So, it’s not exactly a surprise that processed meats aren’t healthy, they may also cause cancer. They’re high in saturated fats and are high in calories. Add on the high counts of sodium, cholesterol and heartburn, it’s pretty obvious that deli meats, sausage, bacon et al aren’t good for your body, health or your waistline. But according to a new World Health Organization announcement on October 29, 2015, that eating less processed meats can reduce the risk of colorectal cancer.

The announcement was based on a monograph released by the International Agency for Research on Cancer, an arm of the WHO, which was published in research journal The Lancet Oncology just a few days before the official WHO response. The long, detailed report compiled the research of 22 scientists from 10 countries and more than 800 studies at the International Agency for Research on Cancer (IARC) in Lyon, France, that evaluated the carcinogenicity of the consumption of red meat and processed meat. So it’s pretty big news here.

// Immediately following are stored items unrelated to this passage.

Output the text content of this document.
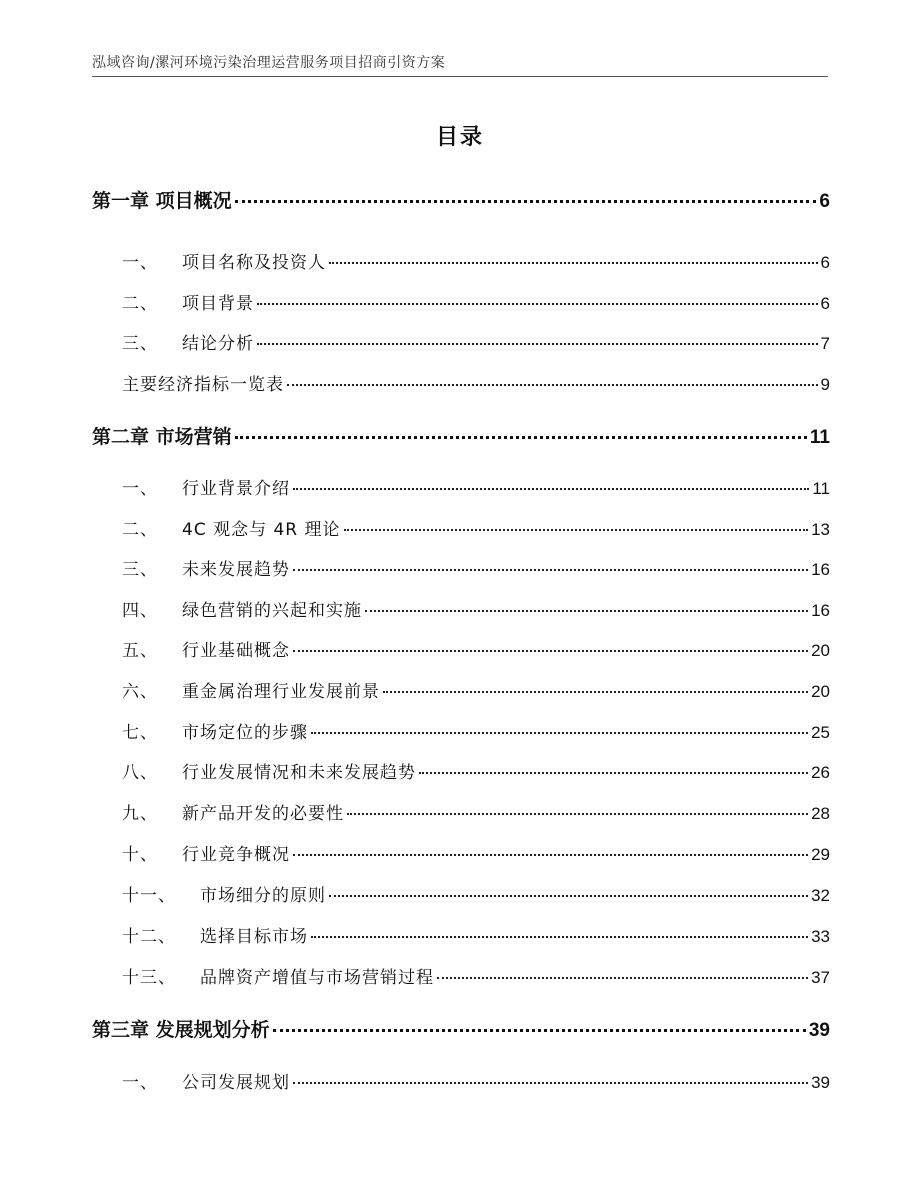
泓域咨询/漯河环境污染治理运营服务项目招商引资方案
目录
第一章 项目概况	6
一、 项目名称及投资人	6
二、 项目背景	6
三、 结论分析	7
主要经济指标一览表	9
第二章 市场营销	11
一、 行业背景介绍	11
二、 4C 观念与 4R 理论	13
三、 未来发展趋势	16
四、 绿色营销的兴起和实施	16
五、 行业基础概念	20
六、 重金属治理行业发展前景	20
七、 市场定位的步骤	25
八、 行业发展情况和未来发展趋势	26
九、 新产品开发的必要性	28
十、 行业竞争概况	29
十一、 市场细分的原则	32
十二、 选择目标市场	33
十三、 品牌资产增值与市场营销过程	37
第三章 发展规划分析	39
一、 公司发展规划	39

Here’s What You Need to Know from the IARC’s Announcement:

  • Red meat is probably carcinogenic to humans based on limited but strong evidence, and it may be linked to colorectal cancer, as well as pancreatic and prostate cancers.
  • Processed meat is carcinogenic to humans based on sufficient evidence and is linked colorectal cancer.
  • The experts suggests that for each 50 gram portion of processed meat eaten daily increases the risk of colorectal cancer by increases 18 percent.
  • This is the most influential evidence came from large prospective cohort studies conducted over the past 20 years.
  • Red meat does has nutritional value, such as protein and iron. So it is important to balance the risks and benefits of eating red meat and processed meat.

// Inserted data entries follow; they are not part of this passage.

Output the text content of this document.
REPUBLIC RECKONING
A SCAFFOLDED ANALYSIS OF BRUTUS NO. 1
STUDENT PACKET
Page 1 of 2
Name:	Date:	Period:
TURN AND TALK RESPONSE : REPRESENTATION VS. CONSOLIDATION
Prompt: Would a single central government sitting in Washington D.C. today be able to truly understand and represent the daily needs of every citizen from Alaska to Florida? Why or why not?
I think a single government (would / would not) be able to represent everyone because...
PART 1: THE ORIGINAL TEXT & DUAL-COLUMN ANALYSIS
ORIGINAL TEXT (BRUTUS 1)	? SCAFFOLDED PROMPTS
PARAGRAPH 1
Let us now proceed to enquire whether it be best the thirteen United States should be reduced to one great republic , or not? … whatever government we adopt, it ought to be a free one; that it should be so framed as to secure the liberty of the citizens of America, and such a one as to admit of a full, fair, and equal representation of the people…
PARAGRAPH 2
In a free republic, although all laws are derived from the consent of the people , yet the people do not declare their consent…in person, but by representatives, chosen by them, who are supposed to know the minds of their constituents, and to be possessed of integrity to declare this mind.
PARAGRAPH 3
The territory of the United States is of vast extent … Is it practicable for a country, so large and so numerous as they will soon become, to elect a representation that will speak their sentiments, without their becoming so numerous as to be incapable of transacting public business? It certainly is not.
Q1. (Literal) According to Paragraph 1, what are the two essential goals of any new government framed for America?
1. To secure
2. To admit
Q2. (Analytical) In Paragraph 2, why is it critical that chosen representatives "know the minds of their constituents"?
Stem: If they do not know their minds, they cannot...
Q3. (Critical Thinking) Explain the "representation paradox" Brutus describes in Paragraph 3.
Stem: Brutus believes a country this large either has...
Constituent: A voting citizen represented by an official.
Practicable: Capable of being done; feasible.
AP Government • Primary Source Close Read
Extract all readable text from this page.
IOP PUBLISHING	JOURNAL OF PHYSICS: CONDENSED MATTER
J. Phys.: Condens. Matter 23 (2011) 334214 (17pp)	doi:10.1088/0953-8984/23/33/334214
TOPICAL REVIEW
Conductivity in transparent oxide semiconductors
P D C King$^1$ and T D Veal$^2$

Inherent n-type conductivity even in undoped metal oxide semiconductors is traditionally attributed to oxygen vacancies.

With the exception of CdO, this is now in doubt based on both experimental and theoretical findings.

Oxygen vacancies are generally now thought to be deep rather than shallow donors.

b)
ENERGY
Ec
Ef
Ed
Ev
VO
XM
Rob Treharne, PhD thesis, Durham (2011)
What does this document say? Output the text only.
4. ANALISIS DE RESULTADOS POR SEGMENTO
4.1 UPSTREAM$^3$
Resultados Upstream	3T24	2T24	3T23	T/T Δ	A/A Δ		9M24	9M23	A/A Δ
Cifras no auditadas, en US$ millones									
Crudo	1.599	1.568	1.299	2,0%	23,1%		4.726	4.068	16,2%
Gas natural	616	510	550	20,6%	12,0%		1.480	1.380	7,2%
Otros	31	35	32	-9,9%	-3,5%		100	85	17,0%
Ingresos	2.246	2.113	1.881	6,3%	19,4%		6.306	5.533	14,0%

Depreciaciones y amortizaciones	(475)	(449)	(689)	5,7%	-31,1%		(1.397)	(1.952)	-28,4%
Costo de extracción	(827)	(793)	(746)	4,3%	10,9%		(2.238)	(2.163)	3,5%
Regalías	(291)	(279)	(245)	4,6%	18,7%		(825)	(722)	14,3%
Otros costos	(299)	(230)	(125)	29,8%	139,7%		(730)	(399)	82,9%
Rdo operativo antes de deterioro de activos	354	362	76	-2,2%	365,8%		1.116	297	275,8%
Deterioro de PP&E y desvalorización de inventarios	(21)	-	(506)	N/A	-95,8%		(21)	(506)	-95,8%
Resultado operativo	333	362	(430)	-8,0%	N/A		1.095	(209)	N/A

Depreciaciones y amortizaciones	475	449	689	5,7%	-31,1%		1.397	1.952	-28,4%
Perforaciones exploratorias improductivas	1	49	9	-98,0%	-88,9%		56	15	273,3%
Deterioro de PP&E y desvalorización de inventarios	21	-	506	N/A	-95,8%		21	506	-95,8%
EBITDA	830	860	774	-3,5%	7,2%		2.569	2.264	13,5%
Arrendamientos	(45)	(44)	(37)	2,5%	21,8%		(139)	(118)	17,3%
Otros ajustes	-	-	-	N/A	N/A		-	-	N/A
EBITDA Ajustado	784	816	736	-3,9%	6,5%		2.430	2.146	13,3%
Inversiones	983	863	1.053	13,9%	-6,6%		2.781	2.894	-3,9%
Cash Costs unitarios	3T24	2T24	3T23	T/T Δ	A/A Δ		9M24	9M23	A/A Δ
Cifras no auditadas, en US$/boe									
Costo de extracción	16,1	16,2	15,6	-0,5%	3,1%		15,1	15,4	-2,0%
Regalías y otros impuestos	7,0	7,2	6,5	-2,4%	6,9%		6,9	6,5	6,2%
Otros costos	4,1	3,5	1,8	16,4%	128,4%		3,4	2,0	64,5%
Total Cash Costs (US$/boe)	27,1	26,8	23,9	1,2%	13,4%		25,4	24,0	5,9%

So how what we’re left with is don’t eat it, but eat it. And there are the high-protein diets, like Paleo, Atkins, Dukan, South Beach, and the list goes on, that tout the healthy weight benefits of eating meat. But is a slimmer physique worth risking cancer? And it comes all down to commonsense and balance. The World Cancer Research Fund recommends an upper limit of 500 grams (cooked weight) per week of red meat, including beef, pork and lamb. As for processed meats like ham, bacon and salami, have as little as possible. So if you do enjoy a baseball game dog or pepperoni on your pizza, think of it as a treat – not as a source of protein.

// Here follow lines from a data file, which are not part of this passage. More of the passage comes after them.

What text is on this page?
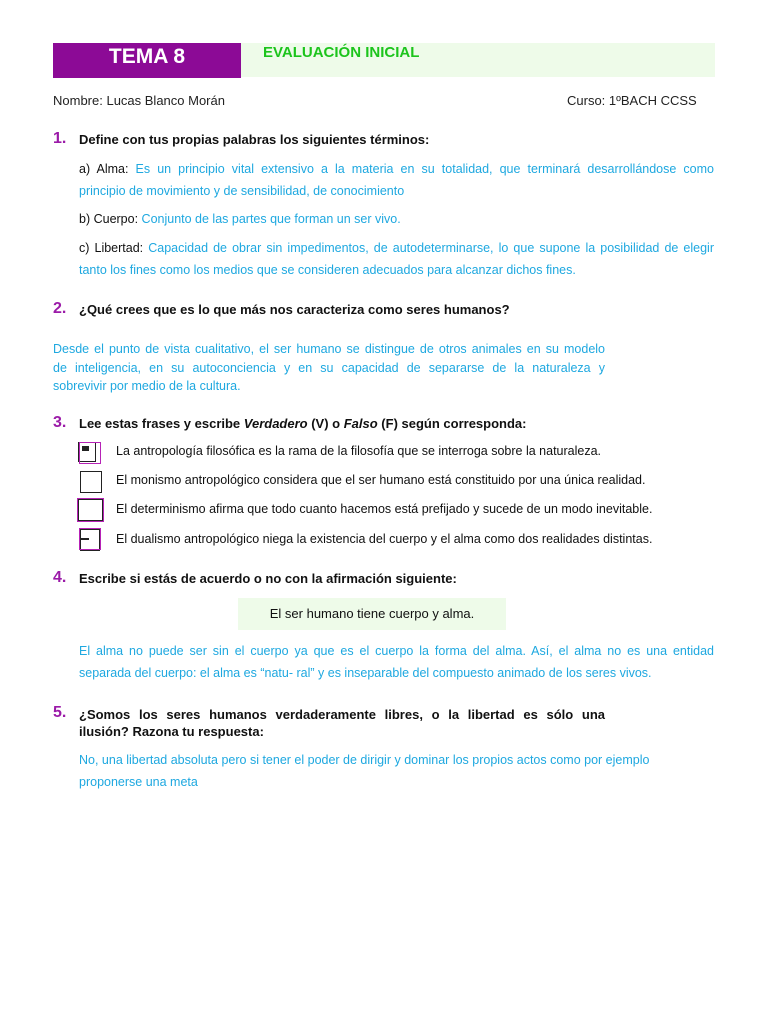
TEMA 8	EVALUACIÓN INICIAL
Nombre: Lucas Blanco Morán	Curso: 1ºBACH CCSS
1. Define con tus propias palabras los siguientes términos:
a) Alma: Es un principio vital extensivo a la materia en su totalidad, que terminará desarrollándose como
principio de movimiento y de sensibilidad, de conocimiento
b) Cuerpo: Conjunto de las partes que forman un ser vivo.
c) Libertad: Capacidad de obrar sin impedimentos, de autodeterminarse, lo que supone la posibilidad de elegir
tanto los fines como los medios que se consideren adecuados para alcanzar dichos fines.
2. ¿Qué crees que es lo que más nos caracteriza como seres humanos?
Desde el punto de vista cualitativo, el ser humano se distingue de otros animales en su modelo
de inteligencia, en su autoconciencia y en su capacidad de separarse de la naturaleza y
sobrevivir por medio de la cultura.
3. Lee estas frases y escribe Verdadero (V) o Falso (F) según corresponda:
La antropología filosófica es la rama de la filosofía que se interroga sobre la naturaleza.
El monismo antropológico considera que el ser humano está constituido por una única realidad.
El determinismo afirma que todo cuanto hacemos está prefijado y sucede de un modo inevitable.
El dualismo antropológico niega la existencia del cuerpo y el alma como dos realidades distintas.
4. Escribe si estás de acuerdo o no con la afirmación siguiente:
El ser humano tiene cuerpo y alma.
El alma no puede ser sin el cuerpo ya que es el cuerpo la forma del alma. Así, el alma no es una entidad
separada del cuerpo: el alma es “natu- ral” y es inseparable del compuesto animado de los seres vivos.
5. ¿Somos los seres humanos verdaderamente libres, o la libertad es sólo una
ilusión? Razona tu respuesta:
No, una libertad absoluta pero si tener el poder de dirigir y dominar los propios actos como por ejemplo
proponerse una meta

The WHO also Offers More Info on Eating and Not Eating Red Meat and Processed Meats

  • Red meat refers to all mammalian muscle meat, including, beef, veal, pork, lamb, mutton, horse, and goat.
  • Processed meat refers to meat that has been transformed through salting, curing, fermentation, smoking, or other processes to enhance flavour or improve preservation. Most processed meats contain pork or beef, but processed meats may also contain other red meats, poultry, offal, or meat by-products such as blood. Examples include hot dogs, ham, sausages, corned beef and beef jerky as well as canned meat and meat-based preparations and sauces.
  • Processed meat has been classified in the same category as causes of cancer such as tobacco smoking and asbestos, but this does NOT mean that they are all equally dangerous. The IARC classifications describe the strength of the scientific evidence about an agent being a cause of cancer, rather than assessing the level of risk.
  • Eating meat has known health benefits. Many national health recommendations advise people to limit intake of processed meat and red meat, which are linked to increased risks of death from heart disease, diabetes, and other illnesses.
  • A few studies have investigated the cancer risks associated with different types of red meat, such as beef and pork, and with different kinds of processed meats, like ham and hot dogs. However, there is not enough information to say whether higher or lower cancer risks are related to eating any particular type of red meat or processed meat.
  • Different preservation methods could result in the formation of carcinogens (e.g. N-nitroso compounds), but whether and how much this contributes to the cancer risk is unknown.
  • Vegetarian diets and diets that include meat have different advantages and disadvantages for health. However, this evaluation did not directly compare health risks in vegetarians and people who eat meat. That type of comparison is difficult because these groups can be different in other ways besides their consumption of meat.